The question of political and religious identity as it is constructed in monastic institutions and set in opposition to society at large is one important example of how Abeysekara has framed the issues of power, self-definition, and violence in Buddhist culture. His work runs parallel to such contemporary theorists and philosophers as Talal Asad, Alasdair McIntyre, and David Scott. And similar to these scholars his theoretical models are strongly influenced by the writings of Michel Foucault, Jacques Derrida, as well as other notable post-modernists. Further, Abeysekara is in discourse with such leaders in the field of Buddhist identity, political discourse, and ritual expression as S.J. Tambiah and Gananath Obeyesekere. For all these reasons, we engage his work as a highly relevant contribution to the study of past and present articulations of power and identity in post-colonial South and Southeast Asian Buddhist traditions. In the broader context of Religious Studies, Abeysekara has raised pertinent questions concerning the tools of analytical inquiry, how scholars employ theories of analysis, interpretation, and critique. With all this in mind, the aims of this lectureship are simple: To engage the discourse of a scholar who is helping to shape the future of our field, to contend with the same concepts by which he is occupied, and, to not defer our debates and conversations to any other time than now.

Tuesday, November 9, 2010

Chapter One of The Politics of Postsecular Religion: Mounring Secular Futures, “Thinking the Un-improvable, Thinking the Un-inheritable”, begins with Derrida’s sweeping claim that “’democracy is a promise.’” (1) Our discussion never even made it to the idea / word / concept of a ‘promise’! “Democracy” is what piqued our interest, and in particular, how Abeysekara was using Derrida’s particular usage of this word – what he later calls a “name”? “Democracy”, to me, refers to a political system, a method even, developed by the ancient Greeks in which governing power is derived from the people being governed. Democracy is first and foremost a political system, although it has a powerful rhetoric associated, or perhaps synonymous, with its name. It is the rhetoric surrounding and encompassing “democracy” that Abeysekara is concerned with, but where is hisdefinition? Who is his presumed audience? This lack of definitional and audience transparency is troubling mostly because of Abeysekara’s thesis: “This book is an attempt to think seriously about whether we can or cannot inherit such deferred futures of our democracy.” (1)

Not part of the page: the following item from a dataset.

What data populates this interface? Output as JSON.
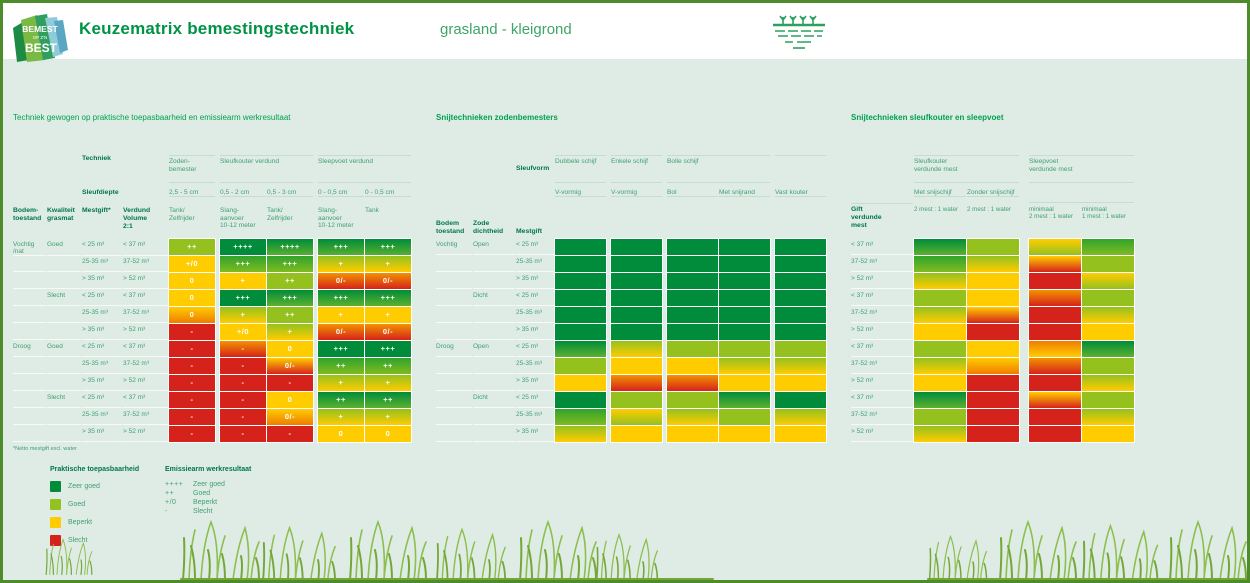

From that statement, Abeysekara introduces his primary concepts of “inheriting” and “un-inheriting” as well as the application of the philosophical / logic concept of aporia to the monoliths of "democracy" and "modernity". “Un-inheriting” is defined as a method, a thought experiment: “…a pathway of reflecting upon the postcolonial conceptions of heritage, history, and identity that is not reducible to a ready-made binary of remembering / forgetting or embracing / abandoning.” (2-3) Abeysekara also defines “un-inheriting” as “mourning secular futures.” (3) The idea underlying the necessity of “un-inheriting” is that vast conceptual swamps – such as “democracy”, “modernity”, “human rights”, “liberalism”, etc. – are inseparable from their names. Thus, their constant conceptual rehabilitation and /or reconstruction is motivated by a belief in some essentialized nature (of the concept) inherent in the name: “In that sense the name is never expendable or exhaustible.” (4) This “logic of inheritance” is deeply questionable to Abeysekara. He goes on to posit that by examining the aporia of “our post-colonial modernity” (i.e. thename of secular democracy), and “un-inheriting” the "heritage of democracy", we might be able to envision, nay produce, an “un-heard of future.” (7) I think we all look forward to the unfolding of these ideas.